How to use optcarrot as a benchmark

With --benchmark option, Optcarrot works in the headless mode (i.e., no GUI), run a ROM in the first 180 frames, and prints the fps of the last ten frames.

$ /path/to/ruby bin/optcarrot --benchmark examples/Lan_Master.nes
fps: 26.74081335620352
checksum: 59662

By default, Optcarrot depends upon ffi gem. The headless mode has zero dependency: no gems, no external libraries, even no stdlib are required. Unfortunately, you need to use tools/shim.rb due to some incompatibilities between MRI and other implementations.

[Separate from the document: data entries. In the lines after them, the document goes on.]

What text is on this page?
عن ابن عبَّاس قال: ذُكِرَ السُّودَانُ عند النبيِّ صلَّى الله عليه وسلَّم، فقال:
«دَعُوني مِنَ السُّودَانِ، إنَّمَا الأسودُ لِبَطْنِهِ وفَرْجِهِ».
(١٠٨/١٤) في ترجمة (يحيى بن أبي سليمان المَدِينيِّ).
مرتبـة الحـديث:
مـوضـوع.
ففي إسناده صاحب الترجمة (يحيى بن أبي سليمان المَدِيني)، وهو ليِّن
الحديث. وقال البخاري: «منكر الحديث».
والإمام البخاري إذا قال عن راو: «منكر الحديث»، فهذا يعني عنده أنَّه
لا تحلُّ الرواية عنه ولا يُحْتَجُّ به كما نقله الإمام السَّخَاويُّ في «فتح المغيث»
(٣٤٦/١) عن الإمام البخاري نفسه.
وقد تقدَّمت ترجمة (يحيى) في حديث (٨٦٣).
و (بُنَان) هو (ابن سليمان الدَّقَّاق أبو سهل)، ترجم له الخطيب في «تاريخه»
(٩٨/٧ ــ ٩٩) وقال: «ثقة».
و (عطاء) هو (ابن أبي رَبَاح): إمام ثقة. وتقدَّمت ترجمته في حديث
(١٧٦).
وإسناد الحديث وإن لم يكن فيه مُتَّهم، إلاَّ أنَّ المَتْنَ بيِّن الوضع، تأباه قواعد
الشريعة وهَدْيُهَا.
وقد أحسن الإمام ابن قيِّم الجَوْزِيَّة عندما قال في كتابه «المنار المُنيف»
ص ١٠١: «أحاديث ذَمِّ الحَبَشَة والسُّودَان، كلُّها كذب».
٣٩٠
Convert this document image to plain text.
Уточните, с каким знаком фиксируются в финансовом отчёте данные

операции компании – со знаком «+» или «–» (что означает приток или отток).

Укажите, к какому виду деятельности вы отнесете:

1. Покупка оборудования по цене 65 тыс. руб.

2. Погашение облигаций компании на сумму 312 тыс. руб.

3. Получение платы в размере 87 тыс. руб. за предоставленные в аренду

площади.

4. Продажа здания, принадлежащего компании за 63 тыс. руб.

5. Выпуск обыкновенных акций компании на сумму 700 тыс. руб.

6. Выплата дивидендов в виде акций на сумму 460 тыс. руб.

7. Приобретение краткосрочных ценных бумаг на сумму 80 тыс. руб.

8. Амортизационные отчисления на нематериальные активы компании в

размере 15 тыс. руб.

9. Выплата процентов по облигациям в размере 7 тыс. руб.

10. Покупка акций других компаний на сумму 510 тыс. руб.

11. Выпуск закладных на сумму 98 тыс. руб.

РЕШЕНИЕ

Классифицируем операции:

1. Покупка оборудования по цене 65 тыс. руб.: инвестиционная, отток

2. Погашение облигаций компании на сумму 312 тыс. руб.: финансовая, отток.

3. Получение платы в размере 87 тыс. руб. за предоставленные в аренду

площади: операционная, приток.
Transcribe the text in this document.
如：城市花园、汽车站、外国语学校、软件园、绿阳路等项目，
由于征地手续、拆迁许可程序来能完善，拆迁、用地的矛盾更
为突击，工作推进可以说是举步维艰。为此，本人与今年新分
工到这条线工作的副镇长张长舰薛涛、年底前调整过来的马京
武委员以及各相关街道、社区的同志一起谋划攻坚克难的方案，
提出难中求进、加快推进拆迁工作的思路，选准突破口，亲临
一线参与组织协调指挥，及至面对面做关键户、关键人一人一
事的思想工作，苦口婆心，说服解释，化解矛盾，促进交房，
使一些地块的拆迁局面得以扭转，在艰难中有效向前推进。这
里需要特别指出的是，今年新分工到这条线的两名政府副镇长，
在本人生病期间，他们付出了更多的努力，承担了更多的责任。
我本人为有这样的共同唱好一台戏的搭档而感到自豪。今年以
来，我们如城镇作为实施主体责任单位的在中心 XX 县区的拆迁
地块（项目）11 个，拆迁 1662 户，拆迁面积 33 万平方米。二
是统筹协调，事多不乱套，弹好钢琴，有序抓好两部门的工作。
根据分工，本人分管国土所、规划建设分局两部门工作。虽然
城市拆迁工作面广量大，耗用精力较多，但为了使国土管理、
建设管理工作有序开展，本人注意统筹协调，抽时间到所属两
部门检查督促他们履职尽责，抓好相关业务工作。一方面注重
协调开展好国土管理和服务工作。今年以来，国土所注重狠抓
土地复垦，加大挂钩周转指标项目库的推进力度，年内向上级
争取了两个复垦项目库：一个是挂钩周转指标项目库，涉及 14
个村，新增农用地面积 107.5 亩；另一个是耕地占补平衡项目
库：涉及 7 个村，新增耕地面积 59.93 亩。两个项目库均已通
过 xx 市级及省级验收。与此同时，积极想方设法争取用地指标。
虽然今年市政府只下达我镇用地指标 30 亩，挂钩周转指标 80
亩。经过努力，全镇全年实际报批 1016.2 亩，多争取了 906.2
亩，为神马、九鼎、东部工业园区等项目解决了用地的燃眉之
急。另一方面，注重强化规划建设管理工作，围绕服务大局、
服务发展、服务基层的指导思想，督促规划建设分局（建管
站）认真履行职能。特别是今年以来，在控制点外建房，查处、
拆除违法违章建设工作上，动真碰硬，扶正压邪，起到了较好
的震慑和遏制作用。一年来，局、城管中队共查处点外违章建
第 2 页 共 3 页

$ jruby -r ./tools/shim.rb -Ilib bin/optcarrot --benchmark examples/Lan_Master.nes

How to run the full benchmark

This script will build docker images for some Ruby implementations, run a benchmark on them, and create benchmark/bm-latest.csv.

$ ruby tools/run-benchmark.rb all -m all -c 10

Note that it will take a few hours. If you want to specify target, do:

$ ruby tools/run-benchmark.rb ruby24 -m all

If you want to try rubyomr-preview, you need to load its docker image before running the benchmark.